Birmingham's clinical trials expertise

Birmingham is a leading global hub in clinical trial design and innovation; its credibility rests on an ecosystem of skills, data and infrastructure which has proven especially valuable in paediatric cancer research. The Cancer Research UK Clinical Trials Unit (CRCTU) at the University of Birmingham is one of Cancer Research UK’s network of funded clinical trials units. The University describes CRCTU as designing and delivering trials across all phases and collaborating nationally and internationally, with an emphasis on innovative design approaches suitable for small patient groups. In paediatric oncology specifically, CRCTU is the largest of Cancer Research UK’s two dedicated units for children’s cancers and is responsible for the majority of academic childhood cancer trials in the UK.

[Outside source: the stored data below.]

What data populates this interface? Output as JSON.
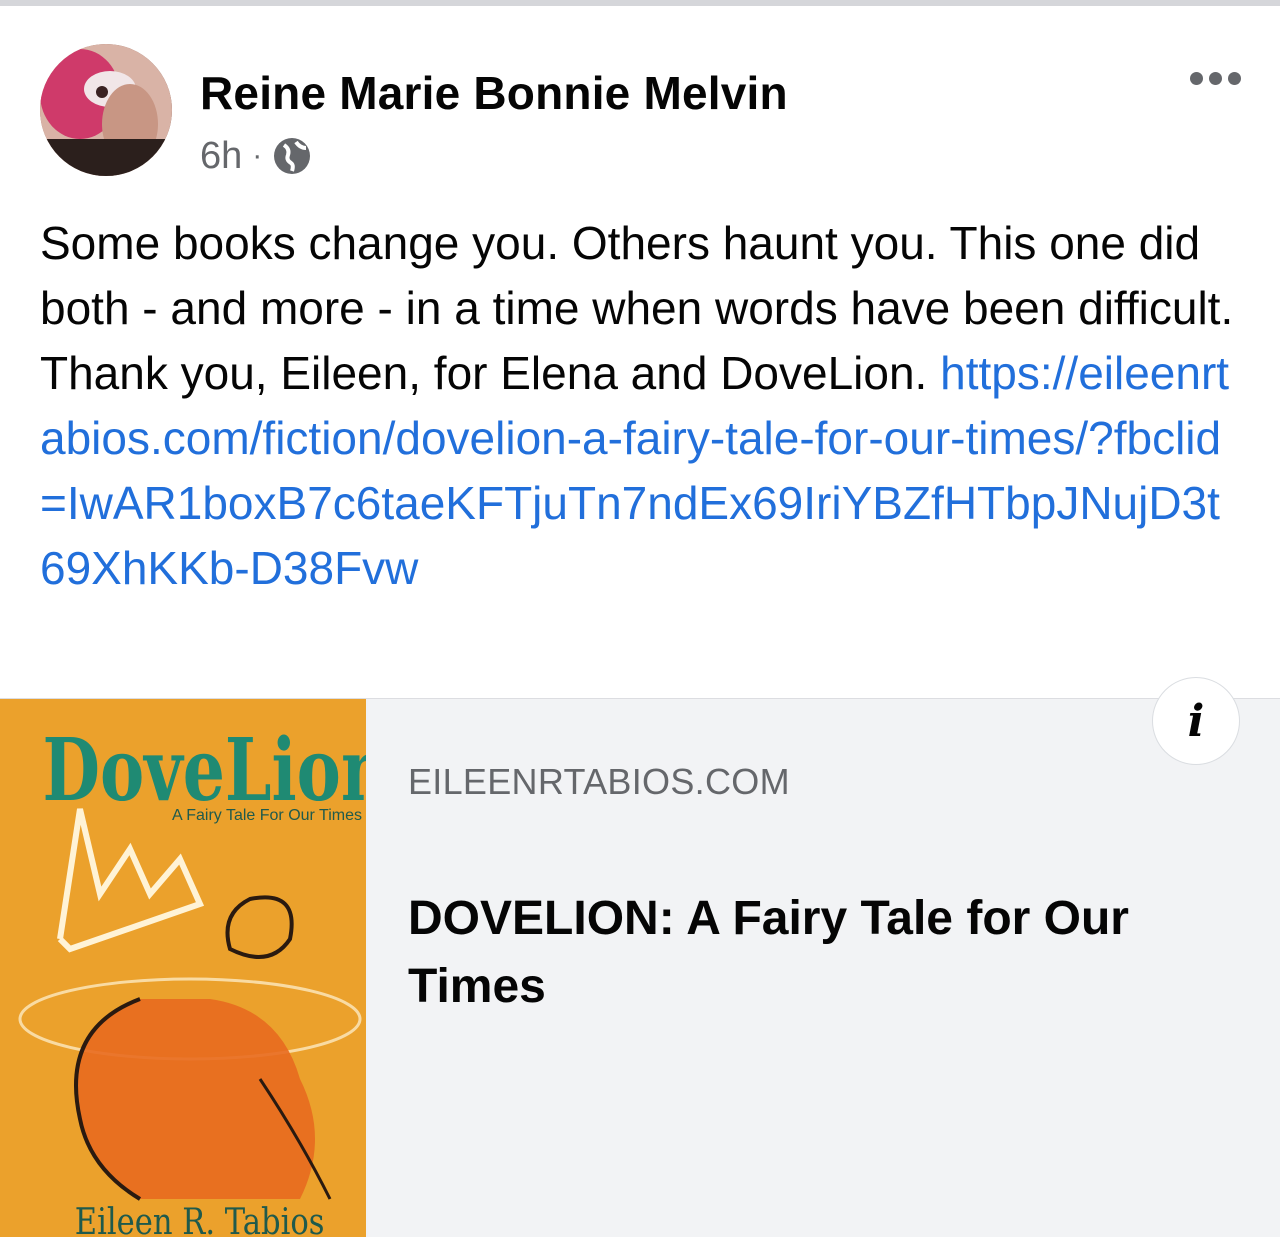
{
  "post": {
    "author": "Reine Marie Bonnie Melvin",
    "time": "6h",
    "separator": "·",
    "audience_icon": "globe-icon",
    "more_icon": "more-options-icon",
    "text": "Some books change you. Others haunt you. This one did both - and more - in a time when words have been difficult. Thank you, Eileen, for Elena and DoveLion. ",
    "link": "https://eileenrtabios.com/fiction/dovelion-a-fairy-tale-for-our-times/?fbclid=IwAR1boxB7c6taeKFTjuTn7ndEx69IriYBZfHTbpJNujD3t69XhKKb-D38Fvw"
  },
  "card": {
    "domain": "EILEENRTABIOS.COM",
    "title": "DOVELION: A Fairy Tale for Our Times",
    "info_label": "i",
    "thumbnail": {
      "book_title": "DoveLion",
      "book_subtitle": "A Fairy Tale For Our Times",
      "book_author": "Eileen R. Tabios",
      "cover_color": "#eba12c",
      "title_color": "#1f8a73"
    }
  },
  "colors": {
    "link": "#216fdb",
    "secondary_text": "#65676b",
    "primary_text": "#050505"
  }
}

Glo-BNHL is still early in its initial seven-year mission, but already illustrates a delivery model with huge potential. The vision is of a global clinical community coordinated around a rare disease problem. Current partnerships include Innovative Therapies for Children with Cancer (ITCC) and European Intergroup for Childhood NHL (EICNHL) in Europe; Children’s Oncology Group (COG) and C17 in North America; and the Australia and New Zealand Children’s Haematology and Oncology Group (ANZCHOG). The platform structure enables testing of multiple treatments and the academic sponsorship model means that evidence produced is of regulatory grade. Together, these components can address the translation of promising therapies to children with cancer.